Reunindo o que lhe restava de energia, ele juntou as mãos diante do peito. 

Um brilho rubro começou a pulsar entre os dedos, crescendo, moldando-se até tomar forma. 

Em seguida, um jato intenso de fogo foi disparado, atingindo o peito de Kaji em cheio. 

O impacto fez o chão tremer, e o clarão foi tão forte que o horizonte pareceu se apagar por um instante. 

Mas... nada. 

O fogo batia na armadura dourada do Servo como uma corrente de vento quente contra uma muralha. 

O metal nem sequer tingiu. 

Sorun cerrou os dentes, a frustração crescendo. Aumentou o fluxo de mana. Mais calor. Mais energia. 

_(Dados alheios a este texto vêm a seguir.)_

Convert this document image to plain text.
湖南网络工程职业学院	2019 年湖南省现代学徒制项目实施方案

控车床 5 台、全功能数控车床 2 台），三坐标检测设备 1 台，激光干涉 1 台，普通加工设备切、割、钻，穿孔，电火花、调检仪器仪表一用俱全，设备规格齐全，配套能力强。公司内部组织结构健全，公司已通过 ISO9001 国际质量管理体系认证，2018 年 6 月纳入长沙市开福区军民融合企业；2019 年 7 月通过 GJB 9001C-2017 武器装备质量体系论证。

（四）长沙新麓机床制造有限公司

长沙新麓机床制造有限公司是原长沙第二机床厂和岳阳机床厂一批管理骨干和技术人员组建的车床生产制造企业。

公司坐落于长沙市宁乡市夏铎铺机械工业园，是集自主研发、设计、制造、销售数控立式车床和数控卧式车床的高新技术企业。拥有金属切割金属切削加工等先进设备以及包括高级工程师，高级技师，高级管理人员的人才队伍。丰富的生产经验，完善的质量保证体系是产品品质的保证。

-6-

Lembrava-se do que aprendera ao lutar contra Soren — o fogo puramente mágico era mais forte que o físico, mais letal, mais refinado. Assim, concentrou toda a força de sua alma, até que as chamas mudassem de cor, adquirindo tons amarelados e quase brancos. 

O chão sob ele se derretia, a temperatura subindo tanto que o ar ondulava como um espelho líquido. 

Kaji foi empurrado para trás — apenas alguns centímetros, mas o suficiente para que Sorun acreditasse. 

Kaji manteve-se firme. 

Deu um único passo à frente, fazendo o solo rachar sob seu peso. 

Sua manopla começou a se erguer, vagarosamente, em direção ao rosto do mago. 

Se aquele golpe o acertasse, não restaria nada dele. Então, decidiu dar tudo o que tinha. 

— AAAAAAAHHHHHHHHHHH!!! 

O jato de fogo mudou de forma. De uma torrente descontrolada, transformou-se em uma linha fina, compacta e precisa— uma agulha flamejante que brilhava em tons sobrepostos de vermelho, laranja e amarelo. 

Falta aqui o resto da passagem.